-Escribió ‘El club de los mentirosos’ diseccionándose a sí misma sin ningún tipo de complejos. ¿Qué le impulsó a escribir ‘La flor’? ¿Qué creía no haber contado todavía?

-Quería escribir algo que no hubiera leído ya. Cuando una mujer intenta hablar del deseo sexual, se encuentra con un montón de manos tratando de acallarla. O se hacen pasar por putas furiosas o víctimas lloronas. La dicotomía de la puta-virgen. Y la mayoría de nosotras no somos ninguna de las dos cosas. Las jóvenes de hoy me parecen mucho más libres, audaces, vivas y variadas que nosotras.

-La adolescencia es un periodo muy complejo para las mujeres, y usted ha dicho que apenas se ha contado desde el punto de vista femenino. ¿Necesitaba sacar a la luz toda esa compleja represión?

-El canon de las memorias está repleto de historias sobre la madurez sexual de los hombres. Muchas de ellas son las lecturas que recomiendo en la universidad: Las confesiones de San Agustín, Stop-time de Frank Conroy, Las cenizas de Ángela de Frank McCourt… Todos esos autores pasan por un momento de disyuntiva consigo mismos y sus primeras hazañas románticas.

-No estamos acostumbradas a hablar de nuestra sexualidad.

-Las memorias de las mujeres parecían obviar la adolescencia para pasar directamente a la universidad. Me preguntaba si sería capaz de lidiar con el deseo de una chica, que es tan intenso como el de un chico pero diferente, en el sentido de que tenía fantasías románticas muy excitantes que terminaban con un beso, no empapadas en guacamole.

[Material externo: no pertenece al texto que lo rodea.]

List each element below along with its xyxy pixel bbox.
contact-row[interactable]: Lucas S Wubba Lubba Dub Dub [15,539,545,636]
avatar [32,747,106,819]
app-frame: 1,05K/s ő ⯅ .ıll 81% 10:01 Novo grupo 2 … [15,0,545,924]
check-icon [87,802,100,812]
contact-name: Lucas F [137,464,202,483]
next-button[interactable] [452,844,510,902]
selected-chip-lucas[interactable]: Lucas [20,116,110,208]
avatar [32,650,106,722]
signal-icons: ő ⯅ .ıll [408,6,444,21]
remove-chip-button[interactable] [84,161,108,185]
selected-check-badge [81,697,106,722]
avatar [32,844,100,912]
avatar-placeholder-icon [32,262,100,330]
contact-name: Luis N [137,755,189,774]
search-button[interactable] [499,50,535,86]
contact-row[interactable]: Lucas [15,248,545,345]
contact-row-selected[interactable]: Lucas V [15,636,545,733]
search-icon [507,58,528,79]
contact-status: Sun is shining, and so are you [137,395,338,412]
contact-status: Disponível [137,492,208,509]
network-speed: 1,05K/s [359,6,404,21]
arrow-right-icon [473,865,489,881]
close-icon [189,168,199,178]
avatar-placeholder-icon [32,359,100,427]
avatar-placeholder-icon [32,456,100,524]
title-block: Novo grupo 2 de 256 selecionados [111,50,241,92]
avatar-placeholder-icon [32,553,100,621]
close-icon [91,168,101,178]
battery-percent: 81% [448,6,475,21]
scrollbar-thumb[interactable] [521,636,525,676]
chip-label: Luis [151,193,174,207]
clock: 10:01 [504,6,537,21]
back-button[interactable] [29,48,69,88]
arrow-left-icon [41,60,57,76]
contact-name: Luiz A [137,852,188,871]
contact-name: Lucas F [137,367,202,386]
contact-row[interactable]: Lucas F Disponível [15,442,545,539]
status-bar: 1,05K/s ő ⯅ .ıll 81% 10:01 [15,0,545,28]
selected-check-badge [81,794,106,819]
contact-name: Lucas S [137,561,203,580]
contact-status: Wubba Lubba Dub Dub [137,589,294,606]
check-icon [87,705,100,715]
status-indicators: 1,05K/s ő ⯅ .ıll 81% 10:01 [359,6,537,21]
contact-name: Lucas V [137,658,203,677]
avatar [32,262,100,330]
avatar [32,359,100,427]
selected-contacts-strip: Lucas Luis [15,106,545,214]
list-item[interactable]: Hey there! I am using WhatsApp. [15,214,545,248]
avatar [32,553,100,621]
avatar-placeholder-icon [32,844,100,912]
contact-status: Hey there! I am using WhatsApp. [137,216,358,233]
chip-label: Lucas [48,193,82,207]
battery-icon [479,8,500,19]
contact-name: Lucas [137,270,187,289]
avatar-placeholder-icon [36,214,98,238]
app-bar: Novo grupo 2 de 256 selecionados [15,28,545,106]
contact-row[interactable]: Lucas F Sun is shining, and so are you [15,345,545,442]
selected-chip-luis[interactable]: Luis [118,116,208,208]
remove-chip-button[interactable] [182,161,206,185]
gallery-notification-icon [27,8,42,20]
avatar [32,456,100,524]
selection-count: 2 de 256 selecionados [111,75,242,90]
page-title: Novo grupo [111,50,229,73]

-Se diría que, en comparación con ‘El club de los mentirosos’, hay en ‘La flor’ una intención más universal, no retratar solo a una familia sino hablar de un periodo a la vez luminoso y oscuro de la vida. ¿Está de acuerdo?

-Joyce Carol Oates dijo lo mismo en una reseña sobre La flor en The New York Review of Books, la única vez que me han dedicado un artículo en profundidad, de esos en los que sin embargo se bañan los escritores de memorias, varones, de mi generación. Ella contaba que mi deseo era mucho más normal de lo que mi infancia podría haber predicho.

-Sí, detrás de un título como ‘La flor’, la verdad es que es difícil imaginarme su terrible, pero a la vez salvajemente divertida infancia.

-Comenzó como una declaración irónica. Solo cuando lo escribí me di cuenta de que mi inocencia había sobrevivido a muchos ataques. Los peores, sobre los que nunca he escrito, vinieron de mi madre, que me obligó a leer literatura pornográfica cuando aún era demasiado joven para aquel nivel de excitación. Hay una delgada línea entre estar abierto a las preguntas de tu hija sobre sexo y transmitirle que esperas que se muestre libidinosa a los 11 o 12 años, cuando la animas a que lea a Henry Miller, o los grotescos libros de Hubert Selby y Hunter S. Thompson.

-Mirando hacia atrás, ¿se gusta como adolescente?

-Sí, me gustaba más a mí misma de niña y de adolescente, y culpo más a mis padres por no haberme protegido. Especialmente mi madre, que mantuvo relaciones sexuales con otro hombre delante de mí cuando yo era pequeña y me contó mucho más sobre su vida sexual de lo que me habría gustado saber.

-¿La perdonará algún día?

-Ahora sé que estaba enferma, que ella también trataba de superar a su manera la represión y el juicio de su madre. Y lo siento por ella. Porque no tenía a nadie más con quien hablar y no se dio cuenta de que yo era una niña. Dios sabe que todos nos equivocamos con nuestros hijos. Pero sí, me compadezco, y me preocupo, de todos mis yoes más jóvenes.